Le quartier du Mistral à Grenoble est encore sous le choc. Samedi 2 mars, deux jeunes hommes de 17 et 19 ans, à bord d'un scooter, sont morts alors qu'ils étaient poursuivis par la police. Un drame qui a déclenché plusieurs nuits d'émeutes et qui pose de nombreuses questions. Si le procureur de Grenoble évoque un "accident", des proches des victimes parlent eux de "bavure". Une interrogation est revenue à plusieurs reprises sur les réseaux sociaux et dans notre live "Est-il interdit de poursuivre des gens à deux-roues motorisé sans casque ?"

Ces poursuites, ou "marquages" dans le langage policier, sont encadrées par une note de la police nationale datant de 1999. Celle-ci contient à la fois des éléments très techniques, sur la conduite du véhicule, la vitesse, la répartition du poids, et des éléments plus théoriques sur les conditions de mise en œuvre de ces poursuites. Deux grandes règles sont ainsi édictées : le "discernement" et la "proportion". Les marquages peuvent être effectués si les faits reprochés sont de "grande gravité". En tout état de cause, "la poursuite systématique est exclue".

Cette note édicte aussi certains principes visant à encadrer ces poursuites. "Aucune situation ne peut justifier la blessure ou le décès d'un tiers ou d'un fonctionnaire de police, du fait d'actions trop risquées des intervenants", est-il notamment écrit. En cas de "marquage", les policiers doivent aussi le signaler, par radio, au centre d'information et de commandement, qui peut l'interrompre.

Pas de cas particulier sur le port du casque

Contacté par franceinfo, le service d'information et de communication de la police nationale (Sicop), balaie d'emblée la question concernant les conducteurs de deux-roues motorisé sans casque. "On ne prévoit pas de cas particulier pour les motos, les camions, les engins de chantier, ou les vélos, explique le service. Chaque fait est soumis à une analyse." En bref, il n'existe pas de règle générale interdisant une poursuite d'un certain type de véhicule dans cette note. Le Sicop affirme que cette dernière est régulièrement rappelée aux policiers et transmise aux élèves gardiens de la paix.

Cela ne signifie pas que le port (ou non) d'un casque n'est pas pris en considération. "Lorsque le policier remarque qu'un conducteur de scooter ne porte pas de casque, son analyse des risques va être différente et il peut renoncer si l'infraction en cause n'est pas suffisante et le risque trop élevé", précise le SicopCe cadre général a parfois été précisé.
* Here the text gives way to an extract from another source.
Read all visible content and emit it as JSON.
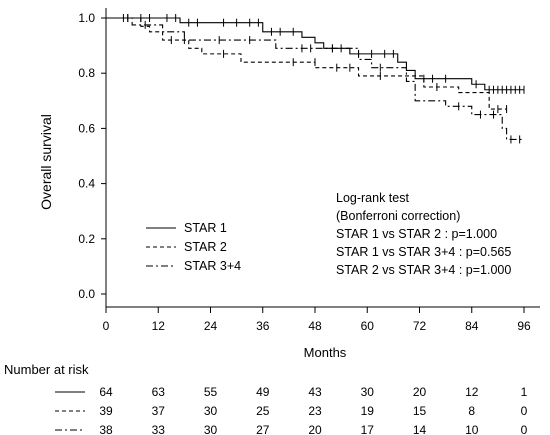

Ainsi, en 2010, la préfecture de Seine-Saint-Denis a demandé aux policiers de "ne pas poursuivre les conducteurs de deux-roues, du genre mini-moto ou quad", selon l'AFP, citée par CheckNews.

"Accident" ou "bavure" à Grenoble ?

Dans le cas du drame de Grenoble, l'intervention des policiers était "totalement justifiée", assure le parquet. Les agents de la brigade anticriminalité "ont fait un marquage et n'ont pas mis la pression aux individus" qui roulaient sans casque sur un scooter de grosse cylindrée, volé et dépourvu de plaques, indique le service d'information et de communication de la police nationale. Les deux jeunes hommes ont trouvé la mort en se retrouvant bloqués par un autocar contre le parapet d'un pont, alors que celui-ci se déportait pour laisser passer le scooter et la voiture qui les suivait. 

"Vous pouvez écrire que la police est responsable de leur mort", a de son côté, lancé une proche des victimes, en sortant du palais de justice de Grenoble. "Des jeunes du quartier ont vu ce qui s'est passé et ont le sentiment d'une bavure policière", estime aussi Hassen Bouzeghoub, directeur du centre socio-culturel du quartier. Une information pour recherche des causes de la mort a été ouverte. "Je ne vise aucune infraction commise par les uns ou les autres", a insisté le procureur de Grenoble, Éric Vaillant.